Temos como objetivo principal sedimentar as relações na comunidade artística local, acreditando na formação do público e no fortalecimento de uma rede de figuras atuantes (artistas, curadores, críticos, educadores, produtores) na cena de arte contemporânea.

 Para situar a motivação política por detrás do projeto, trazemos alguns dados. Com a criação do Fundo de Cultura do Estado do Espírito Santo (Funcultura), em 2009, por meio da Lei Complementar nº 458 de 21/10/2008, o Espírito Santo passou a investir progressivamente no setor cultural: em 2009, o investimento total somou 2 milhões de reais e em 2012, 7 milhões. A principal via de acesso aos recursos disponibilizados anualmente são editais públicos, em que se objetiva identificar e selecionar projetos de “interesse público e de forte impacto social (…) podendo assim, identificar demandas ainda pouco explícitas e, ao mesmo tempo, estimular a inovação, a experimentação, novas proposições e abordagens criativas de questões culturais contemporâneas”.

Um estudo realizado por meio do Plano Estadual de Cultura (PEC-ES, 2013-2023, p.104), em 2016, identificou uma série de desafios, dos quais destacamos:

  1. Baixa oferta de formação e capacitação e ausência de uma política de formação artística e cultural continuada e descentralizada.
  2. Insuficiência de mapeamentos das diferentes expressões culturais do Espírito Santo.
  3. Dados sobre a gestão cultural encontram-se dispersos e defasados.
  4. Concentração dos equipamentos culturais na Região Metropolitana.
  5. Baixa presença de conteúdo local nos canais de comunicação existentes.

 Para compensar, de certa forma, a escassez das atividades culturais no estado, organismos como coletivos, galerias de arte, espaços independentes, grupos de teatro e outros, ligados ou não à Universidade, costumam propor em suas programações atividades imersivas e de formação.

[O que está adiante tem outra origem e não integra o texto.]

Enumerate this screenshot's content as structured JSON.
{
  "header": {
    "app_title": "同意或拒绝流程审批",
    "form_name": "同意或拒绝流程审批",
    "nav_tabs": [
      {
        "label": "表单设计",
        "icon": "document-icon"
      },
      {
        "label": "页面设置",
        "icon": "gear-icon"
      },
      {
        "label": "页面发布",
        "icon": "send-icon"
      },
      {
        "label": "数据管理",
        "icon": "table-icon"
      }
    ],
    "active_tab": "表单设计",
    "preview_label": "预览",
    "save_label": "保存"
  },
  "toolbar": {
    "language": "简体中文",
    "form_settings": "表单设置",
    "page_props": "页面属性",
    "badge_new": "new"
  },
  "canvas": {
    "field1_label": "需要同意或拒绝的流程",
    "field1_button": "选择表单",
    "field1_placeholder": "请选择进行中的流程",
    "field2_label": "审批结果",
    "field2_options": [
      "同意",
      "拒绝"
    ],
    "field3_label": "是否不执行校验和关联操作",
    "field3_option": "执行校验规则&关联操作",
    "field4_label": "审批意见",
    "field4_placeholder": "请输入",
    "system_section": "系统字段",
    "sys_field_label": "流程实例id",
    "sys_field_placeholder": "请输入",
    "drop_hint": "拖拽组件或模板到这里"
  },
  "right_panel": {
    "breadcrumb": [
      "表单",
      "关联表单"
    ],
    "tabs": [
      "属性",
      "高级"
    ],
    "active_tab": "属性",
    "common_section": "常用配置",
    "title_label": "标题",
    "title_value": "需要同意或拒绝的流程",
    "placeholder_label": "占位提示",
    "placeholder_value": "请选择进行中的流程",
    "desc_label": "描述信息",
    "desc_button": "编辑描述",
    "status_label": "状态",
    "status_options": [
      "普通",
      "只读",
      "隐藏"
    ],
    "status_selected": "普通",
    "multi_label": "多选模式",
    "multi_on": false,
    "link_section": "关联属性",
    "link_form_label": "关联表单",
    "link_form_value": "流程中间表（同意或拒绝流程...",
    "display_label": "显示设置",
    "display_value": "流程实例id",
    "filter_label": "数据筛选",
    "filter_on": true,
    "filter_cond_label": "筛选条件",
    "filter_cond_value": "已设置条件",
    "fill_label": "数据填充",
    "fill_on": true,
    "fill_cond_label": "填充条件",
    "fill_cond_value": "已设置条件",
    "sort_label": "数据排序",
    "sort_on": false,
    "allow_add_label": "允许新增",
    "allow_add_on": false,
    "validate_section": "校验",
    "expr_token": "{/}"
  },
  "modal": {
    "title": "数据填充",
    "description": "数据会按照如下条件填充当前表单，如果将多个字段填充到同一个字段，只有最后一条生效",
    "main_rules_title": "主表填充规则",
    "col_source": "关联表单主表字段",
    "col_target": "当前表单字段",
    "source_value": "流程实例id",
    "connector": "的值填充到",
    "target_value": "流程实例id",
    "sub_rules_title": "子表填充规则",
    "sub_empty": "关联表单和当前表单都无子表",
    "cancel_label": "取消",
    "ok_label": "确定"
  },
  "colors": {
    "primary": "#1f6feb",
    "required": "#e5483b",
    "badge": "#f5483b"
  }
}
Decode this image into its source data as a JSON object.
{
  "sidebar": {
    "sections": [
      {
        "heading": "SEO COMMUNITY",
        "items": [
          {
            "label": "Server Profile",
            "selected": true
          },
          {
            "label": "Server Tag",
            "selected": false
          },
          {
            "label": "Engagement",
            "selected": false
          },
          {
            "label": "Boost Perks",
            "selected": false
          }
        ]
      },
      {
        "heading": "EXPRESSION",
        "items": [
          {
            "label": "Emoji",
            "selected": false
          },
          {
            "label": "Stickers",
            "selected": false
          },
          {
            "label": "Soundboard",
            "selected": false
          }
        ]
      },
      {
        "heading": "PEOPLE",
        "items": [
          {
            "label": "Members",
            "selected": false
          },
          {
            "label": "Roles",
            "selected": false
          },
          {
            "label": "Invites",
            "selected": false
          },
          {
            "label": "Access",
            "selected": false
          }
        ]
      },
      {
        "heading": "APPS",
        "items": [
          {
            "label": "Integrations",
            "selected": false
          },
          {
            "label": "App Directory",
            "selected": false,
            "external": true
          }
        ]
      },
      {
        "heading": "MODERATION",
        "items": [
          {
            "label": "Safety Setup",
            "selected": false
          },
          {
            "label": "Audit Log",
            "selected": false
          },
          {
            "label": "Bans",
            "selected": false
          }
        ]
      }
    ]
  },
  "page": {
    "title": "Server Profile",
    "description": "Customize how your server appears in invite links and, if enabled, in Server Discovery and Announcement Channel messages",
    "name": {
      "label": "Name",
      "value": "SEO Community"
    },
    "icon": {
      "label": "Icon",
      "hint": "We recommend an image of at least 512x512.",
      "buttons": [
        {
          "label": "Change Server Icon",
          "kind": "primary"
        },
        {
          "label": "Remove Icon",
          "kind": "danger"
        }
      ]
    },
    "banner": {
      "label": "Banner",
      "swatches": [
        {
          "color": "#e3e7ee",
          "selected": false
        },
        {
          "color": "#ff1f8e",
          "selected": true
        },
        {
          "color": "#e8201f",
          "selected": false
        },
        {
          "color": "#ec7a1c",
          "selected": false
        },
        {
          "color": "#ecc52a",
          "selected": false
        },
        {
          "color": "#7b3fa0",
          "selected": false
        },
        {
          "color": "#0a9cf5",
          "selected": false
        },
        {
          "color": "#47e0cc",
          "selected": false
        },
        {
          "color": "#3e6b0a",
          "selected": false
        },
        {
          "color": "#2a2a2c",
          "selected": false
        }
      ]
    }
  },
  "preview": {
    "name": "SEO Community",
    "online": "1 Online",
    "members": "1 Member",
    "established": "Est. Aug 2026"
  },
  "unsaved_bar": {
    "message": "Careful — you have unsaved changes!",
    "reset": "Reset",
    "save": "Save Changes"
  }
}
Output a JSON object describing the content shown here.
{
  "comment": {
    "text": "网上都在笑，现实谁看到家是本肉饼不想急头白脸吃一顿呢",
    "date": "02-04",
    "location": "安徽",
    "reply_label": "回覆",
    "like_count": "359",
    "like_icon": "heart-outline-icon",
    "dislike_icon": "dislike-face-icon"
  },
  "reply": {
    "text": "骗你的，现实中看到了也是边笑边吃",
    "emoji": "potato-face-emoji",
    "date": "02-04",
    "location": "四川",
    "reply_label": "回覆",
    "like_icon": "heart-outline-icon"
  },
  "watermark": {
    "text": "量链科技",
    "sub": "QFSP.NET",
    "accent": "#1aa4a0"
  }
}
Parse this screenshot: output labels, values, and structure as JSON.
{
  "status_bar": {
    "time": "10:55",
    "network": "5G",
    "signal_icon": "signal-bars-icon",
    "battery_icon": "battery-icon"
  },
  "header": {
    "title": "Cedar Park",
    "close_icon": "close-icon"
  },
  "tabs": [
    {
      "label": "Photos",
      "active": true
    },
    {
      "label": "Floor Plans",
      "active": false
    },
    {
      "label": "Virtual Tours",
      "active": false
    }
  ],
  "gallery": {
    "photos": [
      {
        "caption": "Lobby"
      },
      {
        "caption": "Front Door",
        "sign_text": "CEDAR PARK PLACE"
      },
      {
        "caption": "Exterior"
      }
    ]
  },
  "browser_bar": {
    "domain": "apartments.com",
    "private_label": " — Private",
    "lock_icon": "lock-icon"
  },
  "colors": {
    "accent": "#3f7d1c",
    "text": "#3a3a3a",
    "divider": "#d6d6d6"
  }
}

Um cenário que não é, de forma alguma, particular ao Espírito Santo.

 Identificamos que a documentação deficiente sobre esses projetos, poucas vezes acompanhados de registro e reflexão crítica sobre tais eventos realizados e/ou iniciativas existentes, contribui para uma sensação generalizada de falta de trajetória e tradição, de pouca programação ou baixo investimento, e interesse no setor. Entendemos que em alguns casos, isso se deve justamente à falta de recursos disponíveis ou de pensamento estratégico direcionado para esse fim. Tal fato dificulta o acesso e acaba por descentralizar certas informações; e, como consequência, contribui para perda futura dessa documentação.

 Resgatando a motivação inicial desse projeto, iniciado oficialmente no contexto urgente da pandemia, entendemos as fragilidades mencionadas como uma oportunidade para rever procedimentos e avistar no horizonte soluções que andem de mãos dadas com projetos artísticos e culturais. Apostando pela memória como fio condutor do projeto, reforçamos a ideia que é preciso conhecer o passado e atentar ao presente para escrever o futuro.